Октавия вся сомкнулась на нем, и Руперт чувствовал, что с каждым новым порывом проникает в нее все глубже и глубже. И когда достиг самого сокровенного, тело девушки содрогнулось. Настал всепобеждающий миг торжества, и она проговорила:

— Я не позволю тебе умереть, Руперт.

Он почувствовал, что растворяется в приливе ее страсти, и слова, как клочки бумаги на ветру, унеслись прочь.

Прилив спал, жар угас, и он услышал их вновь — шепот на ухо. Руперт не ответил, да Октавия и не требовала никакого ответа.

Она лежала на нем в быстро остывающей воде, и сердце замедляло ритм, выравнивая его с ритмом сердца любимого. Потом встала на колени и рассмеялась так легко, что Руперт засомневался: а был ли яростный напор тех подслушанных слов?

— Ну как, хорошее лечение твоих синяков?

— Лучше некуда. Да и твое поведение вполне соответствует поведению девицы из таверны. — Рука потянулась, чтобы похлопать ее по заду, но он тут же ее отдернул. — Нет, боюсь той дамы в вуали.

— Она не будет приходить слишком часто, — живо возразила Октавия. — Ровно столько, сколько потребуется, чтобы создать налет тайны. — И она соблазнительно подставила спину его ладони.

— Вылезай, — Руперт шлепнул ее ниже поясницы, — а то юная Эми войдет и поднимет шум.

— Ревнивая девчушка. — С мокрой Октавии на пол скатывались капли. — Куда же я положила полотенца? Ах, вот они, все еще в корзине.

Она вытащила из корзины плотное белое полотенце и завернулась в него.

— Позвольте-ка, милорд, я вас вытру.

Улыбаясь, Руперт выбрался из ванны и покорно встал, а она, сосредоточенно хмурясь, ходила вокруг него с полотенцем — вытирала с тела воду и смазывала синяки арникой.

— А как здесь? — Она игриво провела ладонью по его животу. — Немного массажа, думаю, не повредит. Руперт схватил ее за запястье и отвел руку:

— Спасибо, Октавия, но мне нужна передышка.

— С каких это пор?

— С тех самых, как со мной позабавились три здоровенных мужлана.

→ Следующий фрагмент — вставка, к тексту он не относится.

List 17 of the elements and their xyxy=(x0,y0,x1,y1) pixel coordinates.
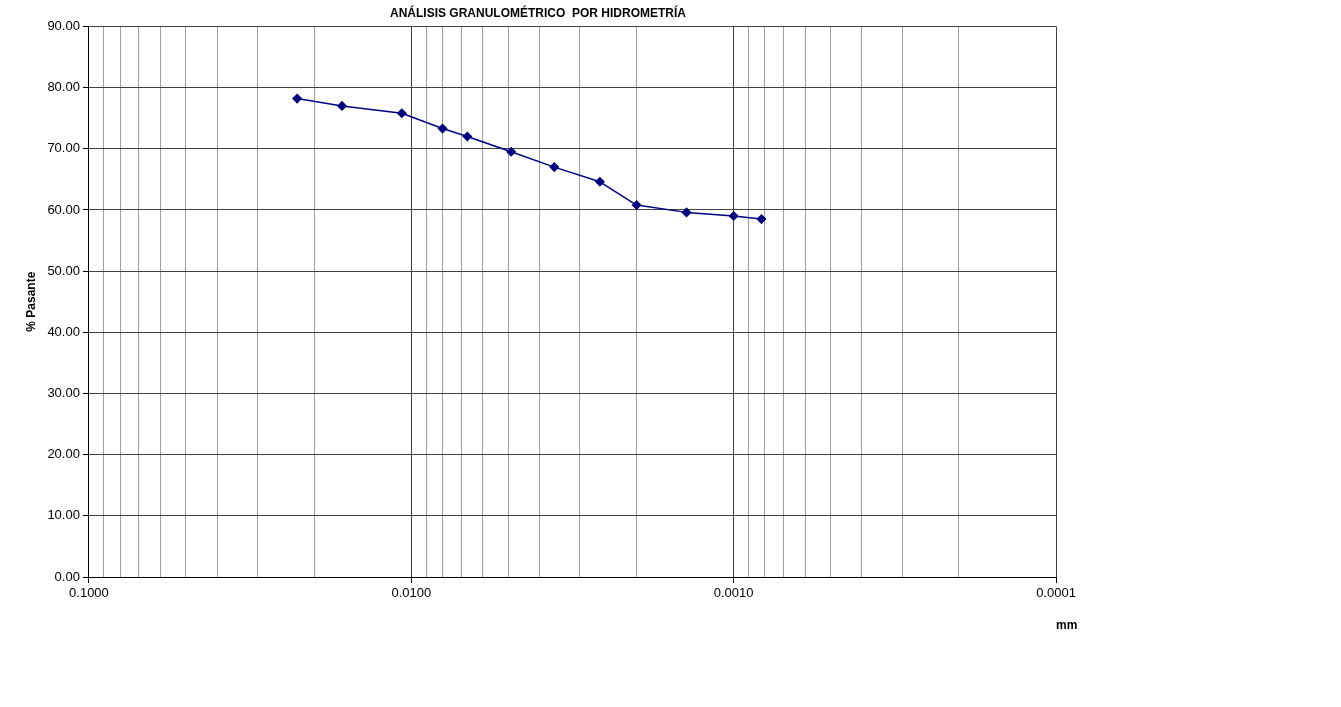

— Бедняжка, я совсем не подумала, — тут же переменила тон Октавия. И поспешила к узелку, который принесла с собой. — Смотри, здесь чистое белье и костюм для верховой езды. Решила, что в штанах из оленьей кожи тебе будет удобно.

— На приглашение из Сент-Джеймсского дворца я не рассчитываю, — горько согласился Руперт, принимая узелок.

Октавия хотела было возразить, но, видимо, передумала и промолчала. Просто наклонилась и подобрала скомканное платье. Когда она стала выжимать чулки, в комнате повисла тишина.

Руперт с наслаждением застегнул рубашку и надел штаны. Чистая одежда словно возродила его.

Он взглянул на Октавию, надевавшую деревянные башмаки на босу ногу. Девушка тоже подняла глаза и улыбнулась:

— Вот теперь ты стал похож на самого себя.

— И чувствую себя самим собой. Осталось только побриться. — Он провел ладонью по колючему подбородку.

— Бен к тебе скоро зайдет. Бесси надавала ему всякой снеди и других вещей. — Октавия устроилась на узком подоконнике и, грея спину на солнце, наблюдала, как он намыливает щеки. — Бен очень переживает.

Руперт ничего не ответил. Он понимал, какие чувства испытывал хозяин таверны. В феврале палач отнял у него двух лучших друзей. Джеральд Аберкорн был ему почти что братом. Потеря еще одного ближайшего друга станет для него испытанием, почти невыносимым.

Октавия выглянула во внутренний дворик. Особого порядка она там не заметила: заключенных без кандалов не отличить от знакомых, родственников и торговцев, настойчиво предлагающих свой товар. Неужели из этой мешанины людей невозможно украсть одного человека?